Gabriel-Ernest and Other Tales
Illustrated by Quentin Blake
Age range: 9–11
The local landowner Van Cheele experiences an unnerving encounter with a youth sunning himself near a pond, and starts to wonder if there is any connection between this wild-looking boy and the recent disappearances of poultry, hares, lambs and, more alarmingly, an infant child in the area. To his astonishment, he discovers the next day that his aunt has decided to take the boy in, buying him a suit of clothes and naming him Gabriel-Ernest. Van Cheele remains suspicious, especially when it is revealed that there is something supernatural about their new ward…
An eerie and disquieting tale about the dark side of adolescence, ‘Gabriel-Ernest’, written with Saki’s trademark wit and mischievousness, is here presented with seven other uncanny and macabre tales, featuring Quentin Blake’s inimitable illustrations.
Contains: ‘The Open Window’, ‘The Boar-Pig’, ‘The Chaplet’, ‘The Lumber Room’, ‘The Shartz-Metterklume Method’, ‘Gabriel-Ernest’, ‘Sredni Vashtar’, ‘The Storyteller’, ‘The She-Wolf’.
Saki’s short stories may be more than 100 years old, but that sharp wit, precise uncompromising vocabulary, and championing of children over unpleasant supervisory adults is timeless … And Quentin Blake’s drawings make them livelier than ever.
In his sleek attacks on pretension and tough unruly optimism, Saki was irreplaceable and unreplaced.
The London Review of Books
Quentin Blake's characteristically spiky illustrations capture the Saki irony well and make these century-old tales feel very fresh.

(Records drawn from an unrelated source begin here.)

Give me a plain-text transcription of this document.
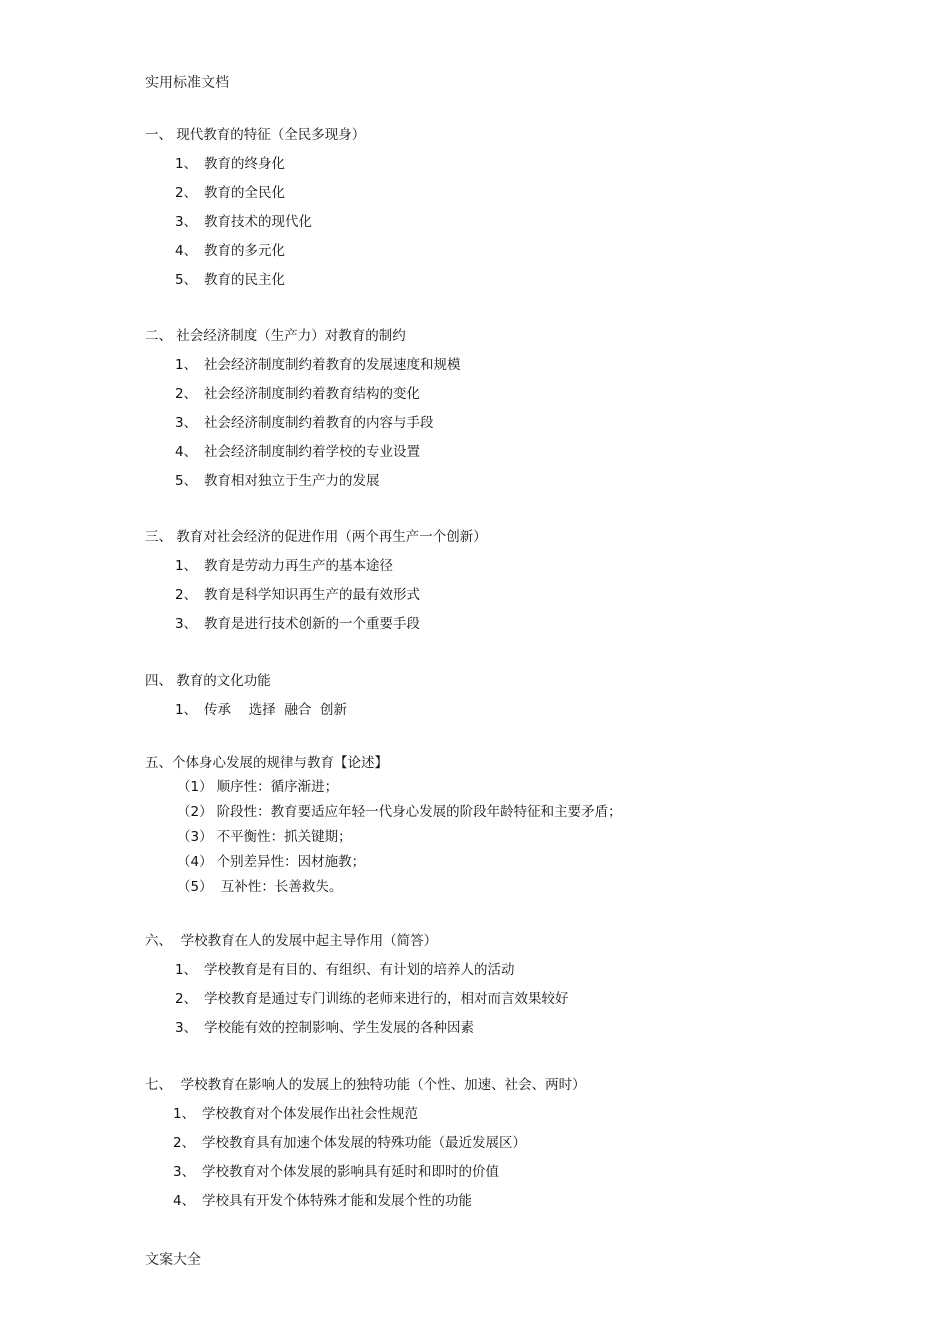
实用标准文档
一、 现代教育的特征（全民多现身）
1、 教育的终身化
2、 教育的全民化
3、 教育技术的现代化
4、 教育的多元化
5、 教育的民主化
二、 社会经济制度（生产力）对教育的制约
1、 社会经济制度制约着教育的发展速度和规模
2、 社会经济制度制约着教育结构的变化
3、 社会经济制度制约着教育的内容与手段
4、 社会经济制度制约着学校的专业设置
5、 教育相对独立于生产力的发展
三、 教育对社会经济的促进作用（两个再生产一个创新）
1、 教育是劳动力再生产的基本途径
2、 教育是科学知识再生产的最有效形式
3、 教育是进行技术创新的一个重要手段
四、 教育的文化功能
1、 传承　 选择  融合  创新
五、个体身心发展的规律与教育【论述】
（1） 顺序性：循序渐进；
（2） 阶段性：教育要适应年轻一代身心发展的阶段年龄特征和主要矛盾；
（3） 不平衡性：抓关键期；
（4） 个别差异性：因材施教；
（5） 互补性：长善救失。
六、  学校教育在人的发展中起主导作用（简答）
1、 学校教育是有目的、有组织、有计划的培养人的活动
2、 学校教育是通过专门训练的老师来进行的，相对而言效果较好
3、 学校能有效的控制影响、学生发展的各种因素
七、  学校教育在影响人的发展上的独特功能（个性、加速、社会、两时）
1、 学校教育对个体发展作出社会性规范
2、 学校教育具有加速个体发展的特殊功能（最近发展区）
3、 学校教育对个体发展的影响具有延时和即时的价值
4、 学校具有开发个体特殊才能和发展个性的功能
文案大全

The School Library Association
Hector Hugh Munro (1870–1916) was a British author best known by his pen name Saki. Although he wrote two novels and several political sketches – most notably The Westminster Alice, a parody authorized by Carroll’s publishers – it is his large output of satirical short stories for which he is remembered, and is still considered one of the masters of the genre.